Mas como compreender que o homem derrotado na cruz, cuja vergonha e fracasso foram expostos a tantos quantos quisessem ver, aquele que não salvou sequer a si mesmo da tragédia da morte – como dizer dele: “é o Senhor”? Como dar o salto da fé, capaz de enxergar, por entre o suplício e o abandono, a vitória do Ressuscitado? Esse foi o dilema das primeiras comunidades, o escândalo diante do qual precisaram se justificar. E é o mesmo mistério que se põe a todo cristão, quando diante do Mistério da Páscoa de Jesus.

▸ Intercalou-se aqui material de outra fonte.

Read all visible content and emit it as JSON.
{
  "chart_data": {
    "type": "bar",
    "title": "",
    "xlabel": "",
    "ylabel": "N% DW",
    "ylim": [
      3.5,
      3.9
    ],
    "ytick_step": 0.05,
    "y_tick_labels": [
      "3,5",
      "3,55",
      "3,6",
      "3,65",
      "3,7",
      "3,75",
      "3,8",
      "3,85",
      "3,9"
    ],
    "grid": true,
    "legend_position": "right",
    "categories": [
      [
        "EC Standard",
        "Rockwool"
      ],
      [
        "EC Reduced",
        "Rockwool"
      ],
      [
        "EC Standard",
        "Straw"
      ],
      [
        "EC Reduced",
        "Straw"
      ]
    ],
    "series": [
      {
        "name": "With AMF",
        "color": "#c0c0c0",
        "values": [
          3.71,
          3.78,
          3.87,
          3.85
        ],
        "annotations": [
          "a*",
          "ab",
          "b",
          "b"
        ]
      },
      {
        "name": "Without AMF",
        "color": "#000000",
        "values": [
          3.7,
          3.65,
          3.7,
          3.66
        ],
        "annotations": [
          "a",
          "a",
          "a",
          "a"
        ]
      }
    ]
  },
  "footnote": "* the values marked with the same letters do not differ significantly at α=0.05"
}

Pode parecer estranho que, ainda fora de Jerusalém, Jesus envie os discípulos para providenciar os preparativos de sua chegada, sobretudo porque prediz o que encontrarão e já aconselha o modo como deve agir. E, chegando ao lugar indicado, os discípulos encontram tudo como o Mestre havia dito. Com isso, o evangelista diz: é Jesus quem está no comando da própria morte. Isso não significa que a trama armada contra Jesus seja uma farsa, ou menos ainda que Jesus procure a morte por vontade própria ou por obediência a uma determinação prévia do Pai que o envia desde sempre “para morrer”. Não! A morte de Jesus foi consequência de sua vida e de sua palavra. A ciranda de maldade, inveja, interesses, covardias e traições que se teceu à sua volta não foi um plano presciente de Deus, mas resultado das fraquezas e das misérias humanas, cuja responsabilidade recai sobre cada um dos envolvidos. Uma vez que Jesus se pôs em conflito, por fidelidade à palavra do Pai que o movia desde dentro, com o poder sacerdotal e romano, sua morte seria inevitável.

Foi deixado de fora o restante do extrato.